We hope you’ll join us for this exciting first event, and stay for the apero to connect with fellow researchers.

Abstract
Cell morphology is used in research and clinical practice as a signature of cell behavior. Many studies have linked cell morphotype to function, and for almost two centuries pathologists have exploited morphology as biomarkers for the diagnosis and stratification of disease. The tight association between a cell morphotype and a cell state has gained even more significance with the growing number of machine learning applications that derive from morphology predictions not only of behavior but of genetic and molecular cell states. Regardless of whether the connection between morphology and cell state is analyzed by human or machine, these analyses place the morphotype implicitly or explicitly downstream of cell state regulation, i.e., ‘form follows function’. However, our recent work has provided evidence that cell morphology is part of the regulator, i.e., ‘function follows form’. We have identified mechanisms by which cell shape dictates signaling and metabolism. Especially in the context of cancer we find that specific morphogenic programs amplify the oncogenic penetrance of genetic and molecular aberrations and/or confer adaptive drug resistance. These discoveries have been enabled by innovation in microscopy and computer vision to quantify with high resolution the interplay between signaling and morphogenesis in experimental systems that do not artificially constrain morphogenesis. 

Bio
Gaudenz Danuser is the founding chair of the Lyda Hill Department of Bioinformatics at the University of Texas Southwestern Medical Center (UTSW). He is also the Director the Cecil H. and Ida Green Center for Systems Biology, he holds the Patrick E. Haggerty Distinguished Chair in Basic Biomedical Science and is a Scholar of the Cancer Prevention and Research Institute of Texas (CPRIT). Before moving to UTSW, Danuser led research laboratories at ETH Zurich, at The Scripps Research Institute, and at Harvard Medical School.
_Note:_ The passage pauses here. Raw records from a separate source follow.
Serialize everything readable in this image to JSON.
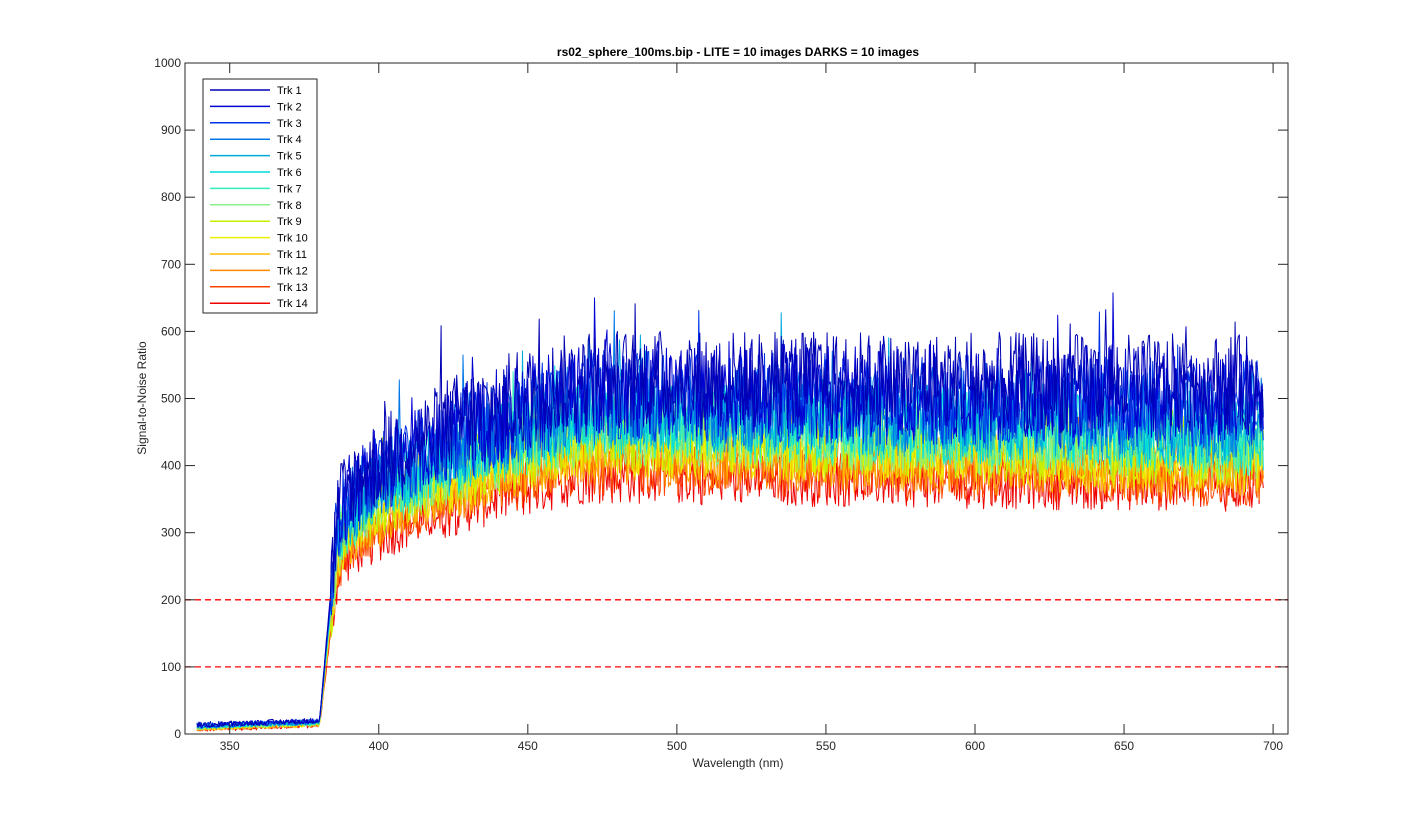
{
  "chart_data": {
    "type": "line",
    "title": "rs02_sphere_100ms.bip - LITE =  10 images  DARKS = 10 images",
    "xlabel": "Wavelength (nm)",
    "ylabel": "Signal-to-Noise Ratio",
    "xlim": [
      335,
      705
    ],
    "ylim": [
      0,
      1000
    ],
    "xticks": [
      350,
      400,
      450,
      500,
      550,
      600,
      650,
      700
    ],
    "yticks": [
      0,
      100,
      200,
      300,
      400,
      500,
      600,
      700,
      800,
      900,
      1000
    ],
    "x_range": [
      339,
      697
    ],
    "grid": false,
    "legend_position": "top-left",
    "reference_lines": [
      {
        "y": 200,
        "color": "#ff0000",
        "style": "dashed"
      },
      {
        "y": 100,
        "color": "#ff0000",
        "style": "dashed"
      }
    ],
    "series": [
      {
        "name": "Trk 1",
        "color": "#0000b4",
        "onset_level": 14,
        "plateau_level": 530,
        "end_level": 520,
        "noise": 75
      },
      {
        "name": "Trk 2",
        "color": "#0000d2",
        "onset_level": 13,
        "plateau_level": 515,
        "end_level": 505,
        "noise": 72
      },
      {
        "name": "Trk 3",
        "color": "#0033e6",
        "onset_level": 13,
        "plateau_level": 505,
        "end_level": 490,
        "noise": 68
      },
      {
        "name": "Trk 4",
        "color": "#0077e6",
        "onset_level": 12,
        "plateau_level": 495,
        "end_level": 475,
        "noise": 64
      },
      {
        "name": "Trk 5",
        "color": "#00aadc",
        "onset_level": 12,
        "plateau_level": 485,
        "end_level": 460,
        "noise": 60
      },
      {
        "name": "Trk 6",
        "color": "#00dcdc",
        "onset_level": 11,
        "plateau_level": 475,
        "end_level": 450,
        "noise": 58
      },
      {
        "name": "Trk 7",
        "color": "#33eebb",
        "onset_level": 11,
        "plateau_level": 465,
        "end_level": 440,
        "noise": 56
      },
      {
        "name": "Trk 8",
        "color": "#88f088",
        "onset_level": 10,
        "plateau_level": 455,
        "end_level": 430,
        "noise": 54
      },
      {
        "name": "Trk 9",
        "color": "#c2f000",
        "onset_level": 10,
        "plateau_level": 445,
        "end_level": 420,
        "noise": 52
      },
      {
        "name": "Trk 10",
        "color": "#eef000",
        "onset_level": 9,
        "plateau_level": 435,
        "end_level": 410,
        "noise": 50
      },
      {
        "name": "Trk 11",
        "color": "#ffbb00",
        "onset_level": 9,
        "plateau_level": 425,
        "end_level": 400,
        "noise": 48
      },
      {
        "name": "Trk 12",
        "color": "#ff8800",
        "onset_level": 8,
        "plateau_level": 415,
        "end_level": 392,
        "noise": 46
      },
      {
        "name": "Trk 13",
        "color": "#ff4400",
        "onset_level": 8,
        "plateau_level": 400,
        "end_level": 382,
        "noise": 44
      },
      {
        "name": "Trk 14",
        "color": "#ee0000",
        "onset_level": 7,
        "plateau_level": 385,
        "end_level": 372,
        "noise": 42
      }
    ]
  }
}
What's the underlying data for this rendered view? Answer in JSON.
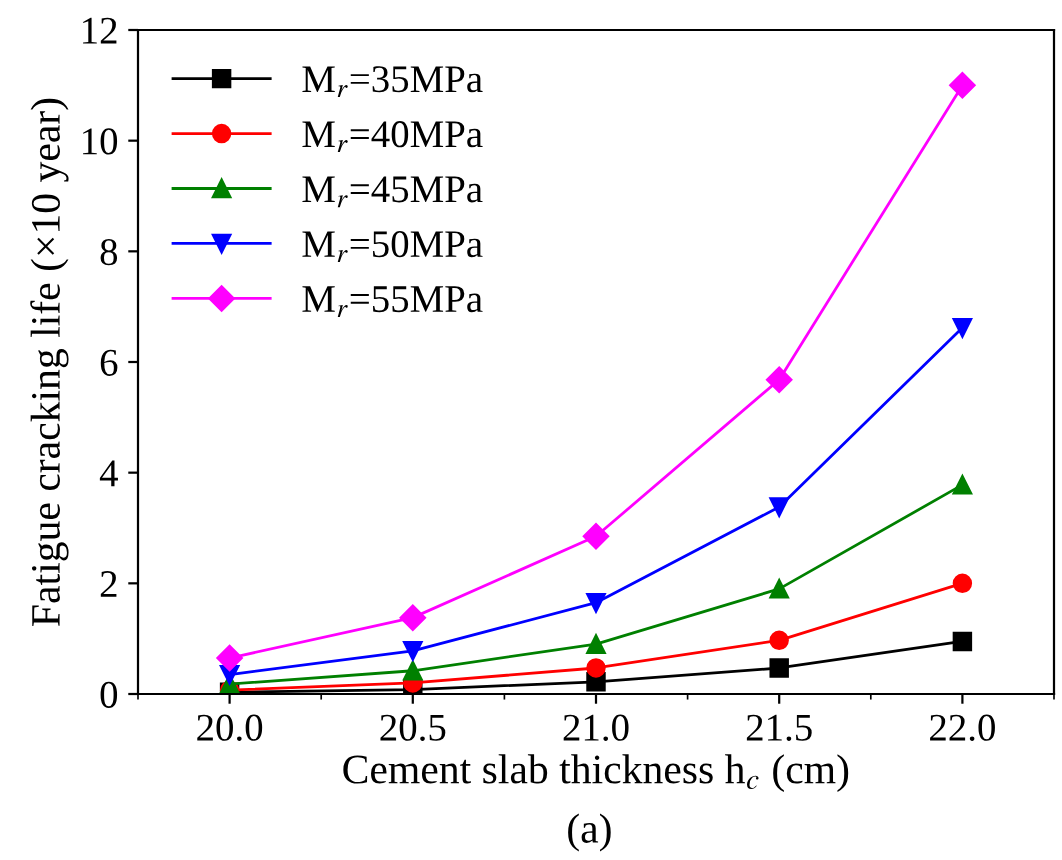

His lab’s research is currently focused on understanding the roles shape regulation play in metastatic cell proliferation, survival and therapy resistance. To address these questions the lab develops innovative quantitative imaging methods to experimentally probe these processes and uses machine learning and tools from financial mathematics to compile the data in mechanistic models. He is a devoted teacher in areas of computational cell biology and AI both at the institutional and international level.